As a continuation to the Spectre/Meltdown situation VMware had pushed out an update identified as ESXi650-201801402-BG (for 6.5, ESXi600-201801402-BG for 6.0, and ESXi550-201801401-BG for 5.5) that included a VIB for “VMware_bootbank_cpu-microcode_6.5.0-1.38.7526125” which would address the speculative execution issues.
It turns out that in VMware KB 52345 “it has been recommended that VMware remove exposure of the speculative-execution mechanism to virtual machines on ESXi hosts using the affected Intel processors until Intel provides new microcode at a later date.” Oh… why? Not sure…
But, here’s something interesting. Yesterday I posted a benchmark on a ZFS VM with and without this microcode patch running on a (Dell R620 with E5-2640 v1 CPUs) in order to gauge the performance impact of a storage solution running the “fixed” microcode. The benchmark ran fine with and without the code applied and I went on my way leaving my R620 running the microcode and my Supermicro X9DRI-LN4F+ system running without it.

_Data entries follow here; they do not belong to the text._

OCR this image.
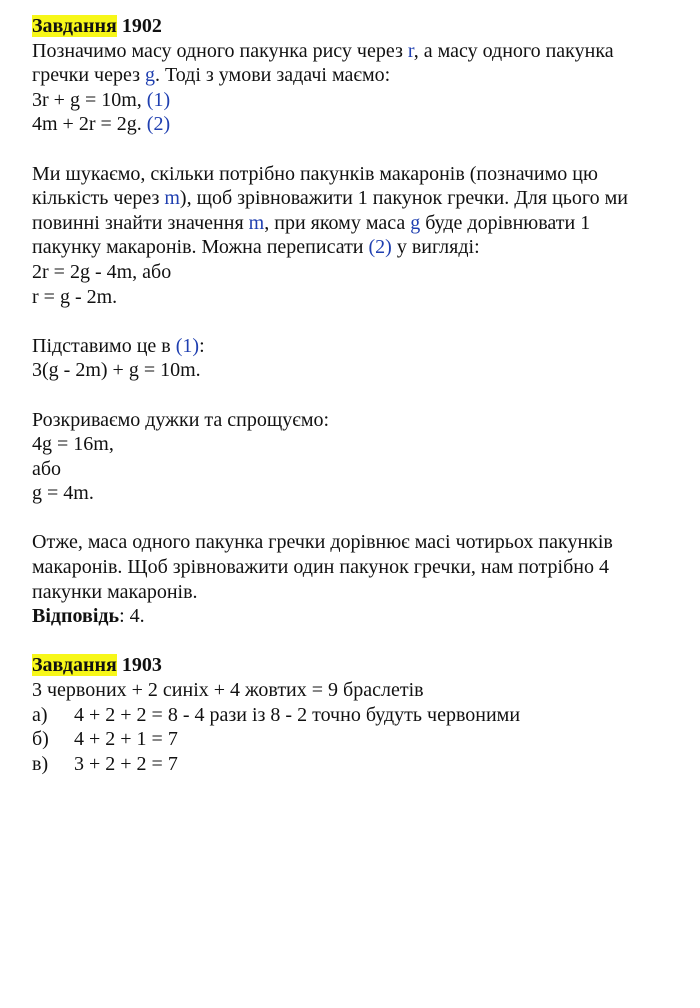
Завдання 1902
Позначимо масу одного пакунка рису через r, а масу одного пакунка
гречки через g. Тоді з умови задачі маємо:
3r + g = 10m, (1)
4m + 2r = 2g. (2)
Ми шукаємо, скільки потрібно пакунків макаронів (позначимо цю
кількість через m), щоб зрівноважити 1 пакунок гречки. Для цього ми
повинні знайти значення m, при якому маса g буде дорівнювати 1
пакунку макаронів. Можна переписати (2) у вигляді:
2r = 2g - 4m, або
r = g - 2m.
Підставимо це в (1):
3(g - 2m) + g = 10m.
Розкриваємо дужки та спрощуємо:
4g = 16m,
або
g = 4m.
Отже, маса одного пакунка гречки дорівнює масі чотирьох пакунків
макаронів. Щоб зрівноважити один пакунок гречки, нам потрібно 4
пакунки макаронів.
Відповідь: 4.
Завдання 1903
3 червоних + 2 синіх + 4 жовтих = 9 браслетів
а)	4 + 2 + 2 = 8 - 4 рази із 8 - 2 точно будуть червоними
б)	4 + 2 + 1 = 7
в)	3 + 2 + 2 = 7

I had shutdown the R620 as I was done testing only to return later and want to use it again. I powered the host up and watched ESXi boot but it didn’t reconnect to vCenter. It can take a bit sometimes so I wasn’t worried about it. After about 5 minutes I logged into the iDRAC to find that the system was booting up and was just at POST. Wait… I already booted the system up…
Turns out the machine experienced some fatal errors involving the PCI Express bus and power cycled:
Sigh. The entry at on Jan 13 at 23:02:28 was the time that the power cycled. The subsequent 4 errors were me trying the host again later (one boot yielded the 4 errors).
The only thing that changed was the Intel Microcode update via VMware.
Now, that’s not to say I didn’t experience some sort of super coincidental issue, but I did just get done doing decently strenuous benchmarking and everything was fine and this system has been rock solid for about a year. I looked into it some and identified my LSI 9211-8i as being in slot 1 which it seems the iDRAC system logs are pointing to as having an issue. Again, nothing was moved or bumped or anything – the server has been in the rack and never touched. I cleared the logs then removed power from the system for 5 minutes and tried again – so far so good. The system has been up for 18 – 20 hours now without issue.
I am not sure if this is coincidental or not, but I’ve heard of some reports of issues with the new microcode (though it’s traditionally been in Haswell and Broadwell machines) – for now, you can be I’m not applying microcode updates in production until this is all ironed out.
What a whirlwind! Thanks for reading!